Harmer explained that the move towards cleaner sources of energy and consumer electronics, both of which used powerful ‘neomagnets’ containing several REEs, were driving demand for these metals.

Market projections suggested that the demand for ‘light’ REEs, such as neodymium, europium, and ‘heavy’ REEs such as terbium, dysprosium and yttrium would exceed supply to beyond 2020.

“As a result, the ability to market combinations of these critical elements at economic cost is likely to determine the success of any new REE venture,” he said.

Harmer added that the natural abundance and technological usefulness of individual REEs varied widely, which created extensive price variability.

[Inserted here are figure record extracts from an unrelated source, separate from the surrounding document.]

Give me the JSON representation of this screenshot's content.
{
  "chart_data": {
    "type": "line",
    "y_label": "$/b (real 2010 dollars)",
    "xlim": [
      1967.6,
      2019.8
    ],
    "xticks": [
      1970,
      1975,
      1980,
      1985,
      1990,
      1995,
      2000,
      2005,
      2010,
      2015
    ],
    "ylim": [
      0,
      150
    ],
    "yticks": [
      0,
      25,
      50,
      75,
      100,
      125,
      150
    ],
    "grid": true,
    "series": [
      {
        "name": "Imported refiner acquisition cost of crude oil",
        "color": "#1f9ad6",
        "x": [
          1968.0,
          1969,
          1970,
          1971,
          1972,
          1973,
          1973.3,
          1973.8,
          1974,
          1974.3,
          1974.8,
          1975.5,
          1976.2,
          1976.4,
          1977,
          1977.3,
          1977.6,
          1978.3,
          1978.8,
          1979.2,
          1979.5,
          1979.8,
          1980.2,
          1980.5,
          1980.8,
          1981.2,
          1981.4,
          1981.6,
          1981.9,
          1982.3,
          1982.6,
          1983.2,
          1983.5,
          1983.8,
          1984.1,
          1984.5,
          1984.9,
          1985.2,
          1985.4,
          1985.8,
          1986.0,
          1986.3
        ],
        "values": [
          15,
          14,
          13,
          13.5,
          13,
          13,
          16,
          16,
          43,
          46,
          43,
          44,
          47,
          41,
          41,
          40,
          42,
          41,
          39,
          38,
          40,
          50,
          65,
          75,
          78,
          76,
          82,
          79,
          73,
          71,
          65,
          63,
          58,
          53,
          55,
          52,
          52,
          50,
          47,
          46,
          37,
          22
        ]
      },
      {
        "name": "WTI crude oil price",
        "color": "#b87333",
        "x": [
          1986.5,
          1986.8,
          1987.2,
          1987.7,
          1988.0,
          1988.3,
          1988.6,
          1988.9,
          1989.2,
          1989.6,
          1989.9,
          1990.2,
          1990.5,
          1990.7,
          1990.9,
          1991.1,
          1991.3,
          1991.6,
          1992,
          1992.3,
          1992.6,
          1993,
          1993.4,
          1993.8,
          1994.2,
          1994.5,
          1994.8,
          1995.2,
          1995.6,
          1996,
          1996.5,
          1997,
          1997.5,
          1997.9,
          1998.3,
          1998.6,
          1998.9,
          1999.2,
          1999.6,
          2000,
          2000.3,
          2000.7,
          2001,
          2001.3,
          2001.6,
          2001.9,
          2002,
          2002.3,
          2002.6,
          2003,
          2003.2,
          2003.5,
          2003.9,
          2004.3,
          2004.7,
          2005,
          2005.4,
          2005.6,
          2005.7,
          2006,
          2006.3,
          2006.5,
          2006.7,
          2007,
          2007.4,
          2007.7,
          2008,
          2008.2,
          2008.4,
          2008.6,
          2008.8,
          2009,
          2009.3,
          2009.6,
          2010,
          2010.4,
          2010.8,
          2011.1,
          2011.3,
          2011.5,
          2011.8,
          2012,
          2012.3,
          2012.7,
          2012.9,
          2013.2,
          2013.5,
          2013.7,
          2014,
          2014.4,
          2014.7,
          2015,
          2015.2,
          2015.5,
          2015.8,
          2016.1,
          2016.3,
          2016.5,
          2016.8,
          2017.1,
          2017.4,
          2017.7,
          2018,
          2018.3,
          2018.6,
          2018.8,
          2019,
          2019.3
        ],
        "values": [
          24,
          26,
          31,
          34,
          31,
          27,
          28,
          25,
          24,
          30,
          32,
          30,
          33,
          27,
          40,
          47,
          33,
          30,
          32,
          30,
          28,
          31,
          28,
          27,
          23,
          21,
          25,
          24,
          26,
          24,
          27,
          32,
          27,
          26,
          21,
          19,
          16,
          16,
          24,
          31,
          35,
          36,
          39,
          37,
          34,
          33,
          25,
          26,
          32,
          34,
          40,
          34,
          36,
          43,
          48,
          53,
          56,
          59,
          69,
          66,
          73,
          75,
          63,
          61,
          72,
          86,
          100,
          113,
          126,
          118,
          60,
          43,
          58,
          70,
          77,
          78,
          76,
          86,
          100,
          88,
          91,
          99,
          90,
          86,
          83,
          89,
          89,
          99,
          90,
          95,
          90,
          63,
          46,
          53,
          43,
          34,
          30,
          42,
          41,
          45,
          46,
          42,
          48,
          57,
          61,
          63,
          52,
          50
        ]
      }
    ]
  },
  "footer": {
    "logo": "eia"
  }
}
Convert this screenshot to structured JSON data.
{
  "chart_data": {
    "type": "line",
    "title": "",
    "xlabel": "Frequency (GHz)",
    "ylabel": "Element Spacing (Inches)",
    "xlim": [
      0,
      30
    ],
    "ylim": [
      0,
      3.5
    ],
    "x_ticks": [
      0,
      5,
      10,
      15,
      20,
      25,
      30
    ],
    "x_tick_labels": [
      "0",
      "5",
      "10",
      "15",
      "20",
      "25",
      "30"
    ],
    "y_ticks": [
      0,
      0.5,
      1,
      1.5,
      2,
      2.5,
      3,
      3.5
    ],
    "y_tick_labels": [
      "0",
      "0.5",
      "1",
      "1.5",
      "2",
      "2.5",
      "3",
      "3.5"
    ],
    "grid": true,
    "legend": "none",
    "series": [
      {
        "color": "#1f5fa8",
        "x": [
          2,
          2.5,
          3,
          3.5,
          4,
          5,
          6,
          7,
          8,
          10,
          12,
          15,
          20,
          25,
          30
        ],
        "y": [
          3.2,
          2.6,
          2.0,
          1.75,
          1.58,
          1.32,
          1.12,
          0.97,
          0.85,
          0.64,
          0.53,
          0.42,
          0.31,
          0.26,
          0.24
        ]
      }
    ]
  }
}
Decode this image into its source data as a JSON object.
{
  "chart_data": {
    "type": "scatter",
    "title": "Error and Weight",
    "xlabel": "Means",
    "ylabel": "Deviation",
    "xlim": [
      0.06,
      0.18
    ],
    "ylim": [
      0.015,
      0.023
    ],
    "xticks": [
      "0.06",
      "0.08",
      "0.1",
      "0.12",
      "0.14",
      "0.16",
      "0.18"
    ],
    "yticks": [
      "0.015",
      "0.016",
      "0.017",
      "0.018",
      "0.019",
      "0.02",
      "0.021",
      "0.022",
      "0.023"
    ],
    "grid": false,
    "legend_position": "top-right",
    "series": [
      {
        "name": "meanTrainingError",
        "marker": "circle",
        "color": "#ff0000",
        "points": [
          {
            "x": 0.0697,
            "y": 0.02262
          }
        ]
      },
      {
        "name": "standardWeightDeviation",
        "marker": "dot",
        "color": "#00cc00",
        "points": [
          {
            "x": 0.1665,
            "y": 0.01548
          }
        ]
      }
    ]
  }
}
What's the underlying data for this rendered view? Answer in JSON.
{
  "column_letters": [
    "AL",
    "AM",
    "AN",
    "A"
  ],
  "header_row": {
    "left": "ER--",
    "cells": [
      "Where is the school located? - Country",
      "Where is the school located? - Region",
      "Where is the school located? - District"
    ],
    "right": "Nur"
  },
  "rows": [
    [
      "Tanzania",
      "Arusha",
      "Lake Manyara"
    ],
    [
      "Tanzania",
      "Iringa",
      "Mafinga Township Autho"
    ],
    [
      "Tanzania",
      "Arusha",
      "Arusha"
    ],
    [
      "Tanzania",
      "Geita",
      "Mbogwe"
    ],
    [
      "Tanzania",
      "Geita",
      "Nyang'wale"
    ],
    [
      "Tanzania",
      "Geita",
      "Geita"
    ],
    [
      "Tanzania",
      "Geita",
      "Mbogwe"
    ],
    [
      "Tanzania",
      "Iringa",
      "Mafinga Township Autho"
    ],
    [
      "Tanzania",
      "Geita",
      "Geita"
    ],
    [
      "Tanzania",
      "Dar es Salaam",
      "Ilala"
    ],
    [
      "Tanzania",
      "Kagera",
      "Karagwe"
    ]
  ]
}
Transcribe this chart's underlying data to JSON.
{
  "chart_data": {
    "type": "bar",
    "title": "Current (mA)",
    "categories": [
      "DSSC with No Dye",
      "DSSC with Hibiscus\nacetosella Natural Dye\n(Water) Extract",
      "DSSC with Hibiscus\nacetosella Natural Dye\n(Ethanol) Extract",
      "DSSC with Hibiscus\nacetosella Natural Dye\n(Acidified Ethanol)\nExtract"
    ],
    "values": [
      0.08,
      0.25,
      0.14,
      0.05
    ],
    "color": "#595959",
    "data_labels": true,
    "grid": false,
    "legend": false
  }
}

China currently dominated the global supply of these metals, producing over 95% of the world’s rare earths requirements.

However, increasing domestic consumption by China, coupled with intensified government control of the industry, which included the consolidation of several producers, the strict implementation of environmental standards, a clamp-down on smuggled imports, and the introduction of element-specific production and export quotas, had increasingly limited the volume of REEs available for export.

“Restricted Chinese exports, coupled with a growing realisation of the strategic benefits of a secure supply of REE at open-market-controlled prices by major REE consumers Korea, Japan, the US, and the EU, have fuelled a rush to establish production outside China,” said Harmer.

There are several Southern Africa-based REE operations at various levels of development towards production.

“The success of these projects is gov- erned by a market that is significantly more complex than those facing ‘conventional’ commodities, and is being made more complex and unpredictable by the current stagnation of most major economies,” said Harmer.

According to Industrial Minerals Company of Australia director Dudley Kingsnorth, demand for REEs would grow by about 33% from 2012 to reach 160 000 t in 2016.